I restored the original post of @sebastian marin quiceno
sebastian marin quiceno
el 27 de Nov. de 2022
According to IEEE articles, the values of the vector x that give a solution are: 2.6 and 9. But instead with my code I get 2, 10 and 13.
Then evaluate your cost function and your constraints at the IEEE solution and see if the cost function value is really smaller than the one you got from intlinprog and if the constraints are satisfied.
Mark Stone
el 27 de Nov. de 2022
Following up on the comment by @Torsten , it is quite common that the optimal solution of a binary or integer Linear Programming problem is not unique. So as @Torsten wrote, you need to compare objective (cost function) values. If two different solutions both have the same objective value, but only one of them is deemed "acceptable", then the model is inadequate, and you need to chage the objective function and/ot the constraints. Many binary or integer Linear Programming problems have a hughe amount of symmetry, meaning any reshuffling among the symmetric entities, produces the same objective value. That might very well be the case here. intlibnprog especially, benfits in solution speed from symmetry breaking constraints - for instance, fi you have interchageable (identical) assets that can be placed in various locations, a symmetry breaing oonstraint could be that the lower the number asset, the "better" the location in terms of contribution to objective.
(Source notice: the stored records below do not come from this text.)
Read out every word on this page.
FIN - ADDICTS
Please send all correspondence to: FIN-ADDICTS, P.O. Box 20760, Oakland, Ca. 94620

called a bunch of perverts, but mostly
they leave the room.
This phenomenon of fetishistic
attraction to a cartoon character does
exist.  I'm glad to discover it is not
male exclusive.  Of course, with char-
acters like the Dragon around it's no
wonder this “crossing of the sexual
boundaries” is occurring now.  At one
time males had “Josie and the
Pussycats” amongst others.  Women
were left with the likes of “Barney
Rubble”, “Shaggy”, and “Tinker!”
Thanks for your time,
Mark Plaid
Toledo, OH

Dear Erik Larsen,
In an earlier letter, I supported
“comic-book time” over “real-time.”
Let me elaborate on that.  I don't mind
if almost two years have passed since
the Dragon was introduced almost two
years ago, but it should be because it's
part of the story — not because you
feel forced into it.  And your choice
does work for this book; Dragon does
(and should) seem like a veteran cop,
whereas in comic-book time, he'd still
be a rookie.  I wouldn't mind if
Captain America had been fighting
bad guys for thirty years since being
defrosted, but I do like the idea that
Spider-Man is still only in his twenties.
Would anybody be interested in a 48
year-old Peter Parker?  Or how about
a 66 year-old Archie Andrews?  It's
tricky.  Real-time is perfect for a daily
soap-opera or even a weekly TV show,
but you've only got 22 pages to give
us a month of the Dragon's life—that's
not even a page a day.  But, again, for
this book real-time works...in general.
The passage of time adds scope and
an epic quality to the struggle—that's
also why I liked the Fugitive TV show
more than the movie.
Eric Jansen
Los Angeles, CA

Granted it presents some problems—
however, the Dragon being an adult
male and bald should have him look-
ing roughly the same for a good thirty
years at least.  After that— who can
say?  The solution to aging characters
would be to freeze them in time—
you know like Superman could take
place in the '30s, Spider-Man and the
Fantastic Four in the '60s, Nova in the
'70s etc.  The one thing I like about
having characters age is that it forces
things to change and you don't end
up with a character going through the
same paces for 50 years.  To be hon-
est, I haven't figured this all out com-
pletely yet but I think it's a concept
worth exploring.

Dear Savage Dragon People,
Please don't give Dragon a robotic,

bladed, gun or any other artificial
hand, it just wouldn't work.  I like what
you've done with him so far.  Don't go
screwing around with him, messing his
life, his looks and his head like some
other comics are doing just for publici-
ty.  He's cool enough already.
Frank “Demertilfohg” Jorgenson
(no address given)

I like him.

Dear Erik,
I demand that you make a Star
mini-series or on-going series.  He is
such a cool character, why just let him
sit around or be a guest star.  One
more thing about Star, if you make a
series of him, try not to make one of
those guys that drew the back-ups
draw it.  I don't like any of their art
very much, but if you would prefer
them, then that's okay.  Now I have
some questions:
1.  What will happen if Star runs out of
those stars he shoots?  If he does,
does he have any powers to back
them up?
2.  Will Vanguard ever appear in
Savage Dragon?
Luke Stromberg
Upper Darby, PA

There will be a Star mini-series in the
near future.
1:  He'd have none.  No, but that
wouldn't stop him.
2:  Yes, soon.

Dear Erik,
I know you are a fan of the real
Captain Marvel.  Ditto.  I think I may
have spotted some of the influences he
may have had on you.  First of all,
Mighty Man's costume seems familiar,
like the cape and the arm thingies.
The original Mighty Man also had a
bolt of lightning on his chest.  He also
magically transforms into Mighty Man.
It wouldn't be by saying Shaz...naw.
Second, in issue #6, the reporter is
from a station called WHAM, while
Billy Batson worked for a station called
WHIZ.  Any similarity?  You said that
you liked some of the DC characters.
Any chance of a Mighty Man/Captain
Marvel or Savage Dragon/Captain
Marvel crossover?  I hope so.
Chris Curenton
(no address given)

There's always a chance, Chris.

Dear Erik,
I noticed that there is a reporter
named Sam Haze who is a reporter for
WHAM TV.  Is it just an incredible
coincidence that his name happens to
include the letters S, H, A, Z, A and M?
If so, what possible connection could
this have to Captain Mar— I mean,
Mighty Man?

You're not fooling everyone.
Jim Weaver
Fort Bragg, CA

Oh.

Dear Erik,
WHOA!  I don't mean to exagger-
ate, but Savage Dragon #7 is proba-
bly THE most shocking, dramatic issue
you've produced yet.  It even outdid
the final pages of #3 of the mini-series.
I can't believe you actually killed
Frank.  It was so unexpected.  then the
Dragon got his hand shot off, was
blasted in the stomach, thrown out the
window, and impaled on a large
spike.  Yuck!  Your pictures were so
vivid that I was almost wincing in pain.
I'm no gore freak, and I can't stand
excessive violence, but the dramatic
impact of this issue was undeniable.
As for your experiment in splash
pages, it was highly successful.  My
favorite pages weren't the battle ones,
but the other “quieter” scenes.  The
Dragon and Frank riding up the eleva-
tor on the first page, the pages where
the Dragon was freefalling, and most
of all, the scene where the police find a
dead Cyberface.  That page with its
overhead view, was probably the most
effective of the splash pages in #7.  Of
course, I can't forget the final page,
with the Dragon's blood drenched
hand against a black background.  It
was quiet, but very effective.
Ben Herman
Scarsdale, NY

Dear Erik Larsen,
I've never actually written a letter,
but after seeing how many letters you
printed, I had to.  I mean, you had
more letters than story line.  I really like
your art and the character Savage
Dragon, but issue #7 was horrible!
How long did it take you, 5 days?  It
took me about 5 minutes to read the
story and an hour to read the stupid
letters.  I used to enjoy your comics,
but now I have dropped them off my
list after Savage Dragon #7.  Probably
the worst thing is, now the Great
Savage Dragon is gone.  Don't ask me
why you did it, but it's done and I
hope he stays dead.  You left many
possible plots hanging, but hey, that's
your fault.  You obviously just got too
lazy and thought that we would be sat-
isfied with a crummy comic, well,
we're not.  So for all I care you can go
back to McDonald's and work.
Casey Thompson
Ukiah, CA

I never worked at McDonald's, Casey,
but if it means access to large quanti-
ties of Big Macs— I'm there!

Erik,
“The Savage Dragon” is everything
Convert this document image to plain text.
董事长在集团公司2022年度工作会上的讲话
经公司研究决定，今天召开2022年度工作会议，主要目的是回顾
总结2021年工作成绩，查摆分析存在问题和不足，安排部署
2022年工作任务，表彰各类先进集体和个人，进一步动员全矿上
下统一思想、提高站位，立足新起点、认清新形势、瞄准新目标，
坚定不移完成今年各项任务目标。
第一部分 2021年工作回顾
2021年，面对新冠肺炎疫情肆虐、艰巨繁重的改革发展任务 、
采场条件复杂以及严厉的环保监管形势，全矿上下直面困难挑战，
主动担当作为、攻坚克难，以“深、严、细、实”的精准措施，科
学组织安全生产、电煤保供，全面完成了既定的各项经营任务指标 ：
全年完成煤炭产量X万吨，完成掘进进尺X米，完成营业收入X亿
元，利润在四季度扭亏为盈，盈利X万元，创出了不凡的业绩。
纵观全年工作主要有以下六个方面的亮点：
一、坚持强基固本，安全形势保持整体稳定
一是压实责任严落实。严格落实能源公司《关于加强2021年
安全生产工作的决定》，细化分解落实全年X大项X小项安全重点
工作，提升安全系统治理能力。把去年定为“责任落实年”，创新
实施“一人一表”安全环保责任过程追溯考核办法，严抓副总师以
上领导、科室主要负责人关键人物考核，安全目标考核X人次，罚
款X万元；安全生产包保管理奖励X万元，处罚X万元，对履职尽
That cuts off many optimal solutions, but does not degrade the optimal objective value. Some solvers, such as FIC Xpress "prefer" not to have symmetry brealking constraints, but intlinprog almost always does, and it could bethe difference between solivng in a minute or taking weeks, months or years. On the other hand, your problem is tiny, and you could brute force enumaerate and evaluate objective and constraint satisfaction for all 2^14 = 4096 points in short order. So no matter what you do on symmetry breaking, intlinprog shoudl sokve it very fast. If n is 30+, it might be a differrent story.